County OKs site for new school

A new 650-student elementary school will be located on the same site as Stonewall Jackson High School near Manassas, despite the opposition of one member of the Prince William Board of County Supervisors who said the site it too small.

L. Ben Thompson, Brentsville District, requested that the board review the planning commission’s Sept. 4 approval of the plan.

However, the board approved the joint site in a vote of 5-3.

“One of my concerns has been transportation,” Thompson said, citing few car spaces for parents lining up to pick up and drop off their children. He also said there might be a conflict at 14 parking spaces when buses are exiting and parents are entering to wait or park.

But the Board of County Supervisors sided with school representatives who said they have been hard pressed to find school sites on the western end of the county that don’t bring opposition.
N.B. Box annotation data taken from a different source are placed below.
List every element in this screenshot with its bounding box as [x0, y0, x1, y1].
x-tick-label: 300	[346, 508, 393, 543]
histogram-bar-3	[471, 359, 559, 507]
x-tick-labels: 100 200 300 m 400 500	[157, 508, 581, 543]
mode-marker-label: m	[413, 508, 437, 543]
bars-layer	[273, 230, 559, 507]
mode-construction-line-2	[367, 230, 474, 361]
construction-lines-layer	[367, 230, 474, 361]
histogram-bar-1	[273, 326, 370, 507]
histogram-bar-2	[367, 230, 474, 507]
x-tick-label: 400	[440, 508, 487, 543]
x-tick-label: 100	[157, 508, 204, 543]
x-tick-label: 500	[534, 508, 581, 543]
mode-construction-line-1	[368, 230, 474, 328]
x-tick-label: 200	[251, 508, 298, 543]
It would be difficult to find “sites that don’t cause arguments,” School Board member Lyle Beefelt, Brentsville District, said.

Last year, the school board was prohibited from locating a new elementary school in the rural crescent — a western area set aside for low density housing — because of opposition from residents.

However, there is a need, school officials said.

Elementary schools in the Stonewall Jackson area — Bristow Run, Cedar Point, Mullen and Loch Lomond are over or near capacity. Cedar Point’s capacity in 2004 is expected to be 790 students with projected enrollment of 1200.

Mullen Elementary which is is only supposed to have 647 students in 2004 is expected to have 939 students, said George Pincince, superintendent of facilities planning for the school board.

“By 2004, this area will have 679 students without seats,” Pincince said. “That means more trailers or other undesirable adjustments.”

The Stonewall Jackson site is a good deal, school officials said. The 11-acre parcel is free and will be swapped with Vulcan Land Quarry for land the school board owns.

“At a time when Gov. Warner has just announced state cuts, not accepting a free site is just wrong,” said Supervisor Maureen Caddigan, of Dumfries.

The main decision for School Board members Tuesday was if the plan to co-locate on the Stonewall Jackson site was consistent with the county’s comprehensive plan. It is not, they conceded because that blueprint for county development requires that elementary schools be located on at least 20 acres of property. But board members approved the site, pointing out the requirement was put in place to keep developers from offering sites that were substandard. They noted other co-located schools occured before the acreage requirements were put in place.

Seven other county schools share a site with another school on less than 12 acres, Beefelt said, so it would be nothing new. Some are on as little as five acres.

There are other benefits to co-locating, area school superintendent Alison Nourse-Miller said. She is a former principal of Old Bridge Elementary in Lake Ridge.

Old Bridge Elementary shares a site with Woodbridge High, which has helped both schools. Nourse Miller said some programs at the high school require community service, and students choose to work with the nearby elementary.

Neabsco District Supervisor John Jenkins, also voted against the co-location plan, as did Gainesville Supervisor Ed Wilbourn.

Jenkins said if the board bends the comprehensive plan rules for one issue, it will have a hard time upholding others, such as those relating to the rural crescent and where to locate water tanks, both of which have been controversial.

The school board said it had the same concerns about traffic and safety as the board of supervisors and provisions had been made to insure safe conditions. The elementary would draw traffic during off-peak hours, before 8:30 a.m. and just after 3:40 p.m., they said, and the quarry’s close proximity has never posed a problem to the high school.